Unable to print a pointer after using memcpy

Question

I'm trying to get my own version of memcpy to copy a character array from one pointer to another. However, this gives an error. It seems like there is an issue with printf.

Secondly, the official memcpy function returns the destination pointer. Is that really required? If I modify *dest, it should be reflected in *d anyway.

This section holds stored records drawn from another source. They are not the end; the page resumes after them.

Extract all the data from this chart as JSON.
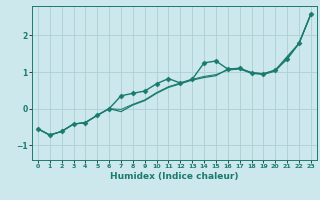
{
  "xlabel": "Humidex (Indice chaleur)",
  "background_color": "#cce8ec",
  "grid_color": "#aacfd4",
  "line_color": "#1a7a6e",
  "xlim": [
    -0.5,
    23.5
  ],
  "ylim": [
    -1.4,
    2.8
  ],
  "x_ticks": [
    0,
    1,
    2,
    3,
    4,
    5,
    6,
    7,
    8,
    9,
    10,
    11,
    12,
    13,
    14,
    15,
    16,
    17,
    18,
    19,
    20,
    21,
    22,
    23
  ],
  "y_ticks": [
    -1,
    0,
    1,
    2
  ],
  "series": [
    {
      "x": [
        0,
        1,
        2,
        3,
        4,
        5,
        6,
        7,
        8,
        9,
        10,
        11,
        12,
        13,
        14,
        15,
        16,
        17,
        18,
        19,
        20,
        21,
        22,
        23
      ],
      "y": [
        -0.55,
        -0.72,
        -0.62,
        -0.42,
        -0.38,
        -0.18,
        0.0,
        0.35,
        0.42,
        0.48,
        0.68,
        0.82,
        0.7,
        0.8,
        1.25,
        1.3,
        1.08,
        1.1,
        0.98,
        0.95,
        1.05,
        1.35,
        1.78,
        2.58
      ],
      "marker": "D",
      "markersize": 2.5,
      "linewidth": 1.0
    },
    {
      "x": [
        0,
        1,
        2,
        3,
        4,
        5,
        6,
        7,
        8,
        9,
        10,
        11,
        12,
        13,
        14,
        15,
        16,
        17,
        18,
        19,
        20,
        21,
        22,
        23
      ],
      "y": [
        -0.55,
        -0.72,
        -0.62,
        -0.42,
        -0.38,
        -0.18,
        0.0,
        -0.08,
        0.1,
        0.22,
        0.42,
        0.58,
        0.68,
        0.78,
        0.85,
        0.9,
        1.08,
        1.1,
        0.98,
        0.95,
        1.05,
        1.42,
        1.78,
        2.58
      ],
      "marker": null,
      "linewidth": 0.9
    },
    {
      "x": [
        0,
        1,
        2,
        3,
        4,
        5,
        6,
        7,
        8,
        9,
        10,
        11,
        12,
        13,
        14,
        15,
        16,
        17,
        18,
        19,
        20,
        21,
        22,
        23
      ],
      "y": [
        -0.55,
        -0.72,
        -0.62,
        -0.42,
        -0.38,
        -0.18,
        0.0,
        -0.02,
        0.12,
        0.24,
        0.44,
        0.6,
        0.7,
        0.8,
        0.88,
        0.93,
        1.05,
        1.08,
        0.96,
        0.93,
        1.02,
        1.38,
        1.78,
        2.58
      ],
      "marker": null,
      "linewidth": 0.7
    }
  ]
}
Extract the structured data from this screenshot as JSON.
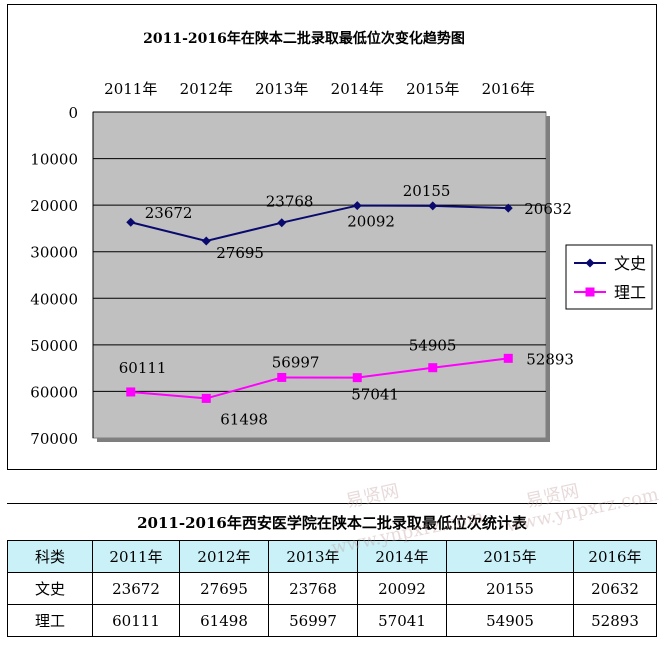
{
  "chart_data": {
    "type": "line",
    "title": "2011-2016年在陕本二批录取最低位次变化趋势图",
    "categories": [
      "2011年",
      "2012年",
      "2013年",
      "2014年",
      "2015年",
      "2016年"
    ],
    "y_ticks": [
      "0",
      "10000",
      "20000",
      "30000",
      "40000",
      "50000",
      "60000",
      "70000"
    ],
    "ylim": [
      0,
      70000
    ],
    "y_reversed": true,
    "x_axis_position": "top",
    "grid": true,
    "legend_position": "right",
    "series": [
      {
        "name": "文史",
        "values": [
          23672,
          27695,
          23768,
          20092,
          20155,
          20632
        ],
        "labels": [
          "23672",
          "27695",
          "23768",
          "20092",
          "20155",
          "20632"
        ],
        "color": "#0a0a6e",
        "marker": "diamond"
      },
      {
        "name": "理工",
        "values": [
          60111,
          61498,
          56997,
          57041,
          54905,
          52893
        ],
        "labels": [
          "60111",
          "61498",
          "56997",
          "57041",
          "54905",
          "52893"
        ],
        "color": "#ff00ff",
        "marker": "square"
      }
    ],
    "plot_background": "#c0c0c0"
  },
  "table": {
    "title": "2011-2016年西安医学院在陕本二批录取最低位次统计表",
    "headers": [
      "科类",
      "2011年",
      "2012年",
      "2013年",
      "2014年",
      "2015年",
      "2016年"
    ],
    "rows": [
      [
        "文史",
        "23672",
        "27695",
        "23768",
        "20092",
        "20155",
        "20632"
      ],
      [
        "理工",
        "60111",
        "61498",
        "56997",
        "57041",
        "54905",
        "52893"
      ]
    ],
    "header_color": "#c9f1f7"
  },
  "watermarks": [
    "易贤网",
    "www.ynpxrz.com",
    "易贤网",
    "www.ynpxrz.com"
  ]
}
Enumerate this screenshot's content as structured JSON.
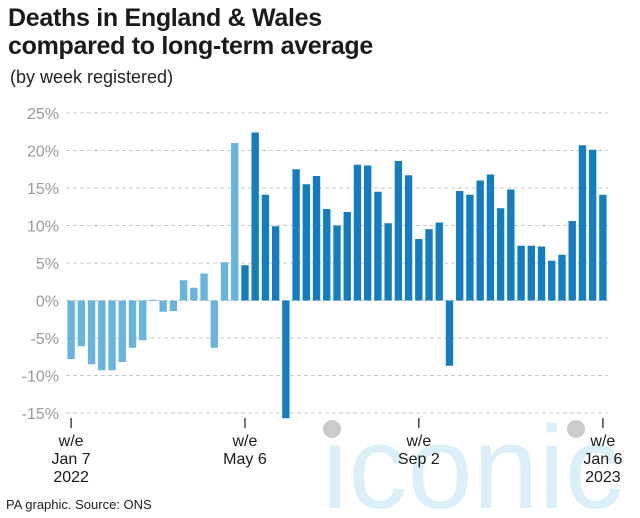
{
  "title_line1": "Deaths in England & Wales",
  "title_line2": "compared to long-term average",
  "subtitle": "(by week registered)",
  "source": "PA graphic. Source: ONS",
  "watermark": "iconic",
  "colors": {
    "pre_may": "#67b4df",
    "post_may": "#137dbf",
    "axis_text": "#9a9a9a",
    "gridline": "#c8c8c8",
    "watermark": "#cfe9f6"
  },
  "chart_data": {
    "type": "bar",
    "title": "Deaths in England & Wales compared to long-term average",
    "subtitle": "(by week registered)",
    "ylabel": "",
    "xlabel": "",
    "ylim": [
      -15,
      25
    ],
    "yticks": [
      25,
      20,
      15,
      10,
      5,
      0,
      -5,
      -10,
      -15
    ],
    "ytick_labels": [
      "25%",
      "20%",
      "15%",
      "10%",
      "5%",
      "0%",
      "-5%",
      "-10%",
      "-15%"
    ],
    "grid": true,
    "x_labels": [
      {
        "index": 0,
        "lines": [
          "w/e",
          "Jan 7",
          "2022"
        ]
      },
      {
        "index": 17,
        "lines": [
          "w/e",
          "May 6"
        ]
      },
      {
        "index": 34,
        "lines": [
          "w/e",
          "Sep 2"
        ]
      },
      {
        "index": 52,
        "lines": [
          "w/e",
          "Jan 6",
          "2023"
        ]
      }
    ],
    "color_split_index": 17,
    "values": [
      -7.8,
      -6.1,
      -8.5,
      -9.3,
      -9.3,
      -8.2,
      -6.3,
      -5.3,
      0.1,
      -1.5,
      -1.4,
      2.7,
      1.7,
      3.6,
      -6.3,
      5.1,
      21.0,
      4.7,
      22.4,
      14.1,
      9.9,
      -15.7,
      17.5,
      15.5,
      16.6,
      12.2,
      10.0,
      11.8,
      18.1,
      18.0,
      14.5,
      10.3,
      18.6,
      16.7,
      8.2,
      9.5,
      10.4,
      -8.7,
      14.6,
      14.1,
      16.0,
      16.8,
      12.3,
      14.8,
      7.3,
      7.3,
      7.2,
      5.3,
      6.1,
      10.6,
      20.7,
      20.1,
      14.1
    ]
  }
}
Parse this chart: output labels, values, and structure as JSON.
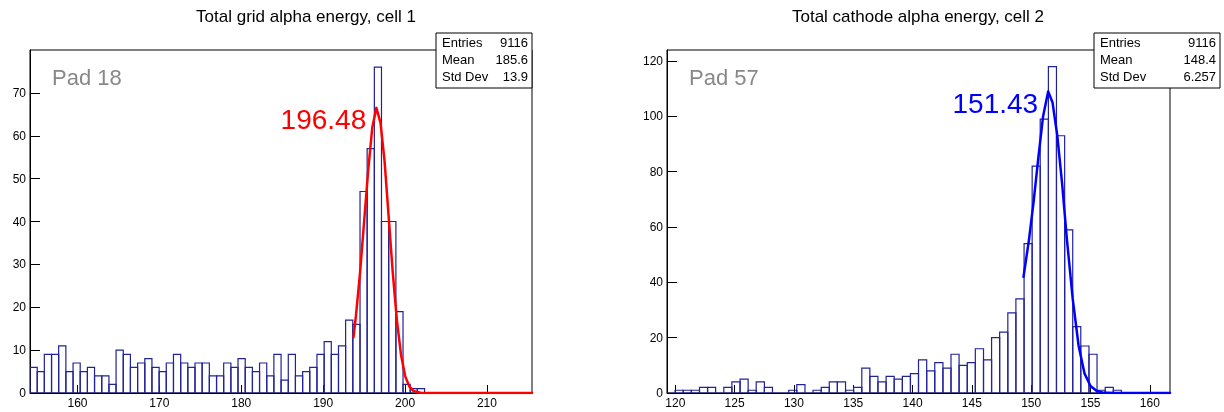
{
  "chart_data": [
    {
      "type": "histogram",
      "title": "Total grid alpha energy, cell 1",
      "xlim": [
        154.2,
        215.5
      ],
      "xticks": [
        160,
        170,
        180,
        190,
        200,
        210
      ],
      "ylim": [
        0,
        80
      ],
      "yticks": [
        0,
        10,
        20,
        30,
        40,
        50,
        60,
        70
      ],
      "grid": false,
      "annotations": [
        "Pad 18",
        {
          "text": "196.48",
          "x": 196.48,
          "y": 66.5
        },
        "Entries",
        "9116",
        "Mean",
        "185.6",
        "Std Dev",
        "13.9"
      ],
      "series": [
        {
          "color": "#22229a",
          "bins": [
            154.2,
            155.08,
            155.95,
            156.83,
            157.7,
            158.58,
            159.46,
            160.33,
            161.21,
            162.08,
            162.96,
            163.84,
            164.71,
            165.59,
            166.46,
            167.34,
            168.22,
            169.09,
            169.97,
            170.84,
            171.72,
            172.6,
            173.47,
            174.35,
            175.22,
            176.1,
            176.98,
            177.85,
            178.73,
            179.6,
            180.48,
            181.36,
            182.23,
            183.11,
            183.98,
            184.86,
            185.74,
            186.61,
            187.49,
            188.36,
            189.24,
            190.12,
            190.99,
            191.87,
            192.74,
            193.62,
            194.5,
            195.37,
            196.25,
            197.12,
            198.0,
            198.88,
            199.75,
            200.63,
            201.5,
            202.38,
            203.26,
            204.13,
            205.01,
            205.88,
            206.76,
            207.64,
            208.51,
            209.39,
            210.26,
            211.14,
            212.02,
            212.89,
            213.77,
            214.64,
            215.5
          ],
          "values": [
            6,
            5,
            9,
            9,
            11,
            5,
            7,
            5,
            6,
            4,
            4,
            2,
            10,
            9,
            6,
            7,
            8,
            6,
            5,
            7,
            9,
            7,
            6,
            7,
            7,
            4,
            4,
            7,
            6,
            8,
            6,
            5,
            7,
            4,
            9,
            3,
            9,
            4,
            5,
            6,
            9,
            12,
            9,
            11,
            17,
            16,
            47,
            57,
            76,
            40,
            40,
            19,
            2,
            1,
            1,
            0,
            0,
            0,
            0,
            0,
            0,
            0,
            0,
            0,
            0,
            0,
            0,
            0,
            0,
            0
          ]
        },
        {
          "type": "line",
          "color": "#ff0000",
          "x": [
            193.7,
            194,
            194.5,
            195,
            195.5,
            196,
            196.5,
            197,
            197.5,
            198,
            198.5,
            199,
            199.5,
            200,
            200.5,
            201,
            202,
            215.5
          ],
          "values": [
            13,
            18,
            28,
            40,
            52,
            62,
            66.5,
            63,
            54,
            41,
            28,
            17,
            9,
            4,
            1.6,
            0.5,
            0,
            0
          ]
        }
      ]
    },
    {
      "type": "histogram",
      "title": "Total cathode alpha energy, cell 2",
      "xlim": [
        119.3,
        161.7
      ],
      "xticks": [
        120,
        125,
        130,
        135,
        140,
        145,
        150,
        155,
        160
      ],
      "ylim": [
        0,
        124
      ],
      "yticks": [
        0,
        20,
        40,
        60,
        80,
        100,
        120
      ],
      "grid": false,
      "annotations": [
        "Pad 57",
        {
          "text": "151.43",
          "x": 151.43,
          "y": 109
        },
        "Entries",
        "9116",
        "Mean",
        "148.4",
        "Std Dev",
        "6.257"
      ],
      "series": [
        {
          "color": "#22229a",
          "bins": [
            119.3,
            119.98,
            120.67,
            121.35,
            122.04,
            122.72,
            123.4,
            124.09,
            124.77,
            125.46,
            126.14,
            126.82,
            127.51,
            128.19,
            128.88,
            129.56,
            130.24,
            130.93,
            131.61,
            132.3,
            132.98,
            133.66,
            134.35,
            135.03,
            135.72,
            136.4,
            137.08,
            137.77,
            138.45,
            139.14,
            139.82,
            140.5,
            141.19,
            141.87,
            142.56,
            143.24,
            143.92,
            144.61,
            145.29,
            145.98,
            146.66,
            147.34,
            148.03,
            148.71,
            149.4,
            150.08,
            150.76,
            151.45,
            152.13,
            152.82,
            153.5,
            154.18,
            154.87,
            155.55,
            156.24,
            156.92,
            157.6,
            158.29,
            158.97,
            159.66,
            160.34,
            161.02,
            161.7
          ],
          "values": [
            0,
            1,
            1,
            1,
            2,
            2,
            0,
            2,
            4,
            5,
            1,
            4,
            2,
            0,
            0,
            1,
            3,
            0,
            1,
            2,
            4,
            4,
            1,
            2,
            9,
            6,
            4,
            6,
            5,
            6,
            7,
            12,
            8,
            11,
            9,
            14,
            10,
            11,
            16,
            12,
            20,
            22,
            29,
            34,
            54,
            82,
            99,
            118,
            93,
            59,
            24,
            17,
            14,
            1,
            2,
            1,
            0,
            0,
            0,
            0,
            0,
            0
          ]
        },
        {
          "type": "line",
          "color": "#0000ff",
          "x": [
            149.35,
            149.8,
            150.2,
            150.6,
            151,
            151.43,
            151.8,
            152.2,
            152.6,
            153,
            153.5,
            154,
            154.5,
            155,
            155.5,
            156,
            157,
            161.7
          ],
          "values": [
            42,
            55,
            69,
            85,
            100,
            109,
            105,
            93,
            76,
            56,
            34,
            17,
            7,
            2.5,
            0.8,
            0.2,
            0,
            0
          ]
        }
      ]
    }
  ]
}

So what is the need to return anything?

#include <stdio.h>

void memcpy2(void *dest, const void *src, size_t n)
{
    char *dp = dest;
    const char *sp = src;
    while (n--)
        *dp++ = *sp++;
}

int main(void) {
    char *c = "Hello";
    char *d=NULL;
    memcpy2(d,c,3);
    printf( "%c", *d);
    return 0;
}

Answer 1

You dereference a NULL pointer that's undefined behavior, you should allocate space and point to it with d in order for that to work, do this, instead of

d = NULL

write

d = malloc(3);

and don't forget

free(d);

after the printf().

If you want to automagically make d a valid pointer then write memcpy2() this way

void memcpy2(void **dest, const void *src, size_t n)
{
    *dest = NULL;
    if ((src == NULL) || (n == 0))
        return;
    *dest = malloc(n);
    if (*dest == NULL)
        return;

    char *dp = *dest;
    const char *sp = src;
    while (n--)
        *dp++ = *sp++;
}

and then your main would be

int main(void) {
    char *c = "Hello";
    char *d = NULL;

    memcpy2(&d, c, 3);
       /*   ^ pass the address of the pointer, so you can change where it points to */

    if (d != NULL) /* prevent NULL dereference. */
    {
        printf("%c", *d);
        free(d);
    }
    return 0;
}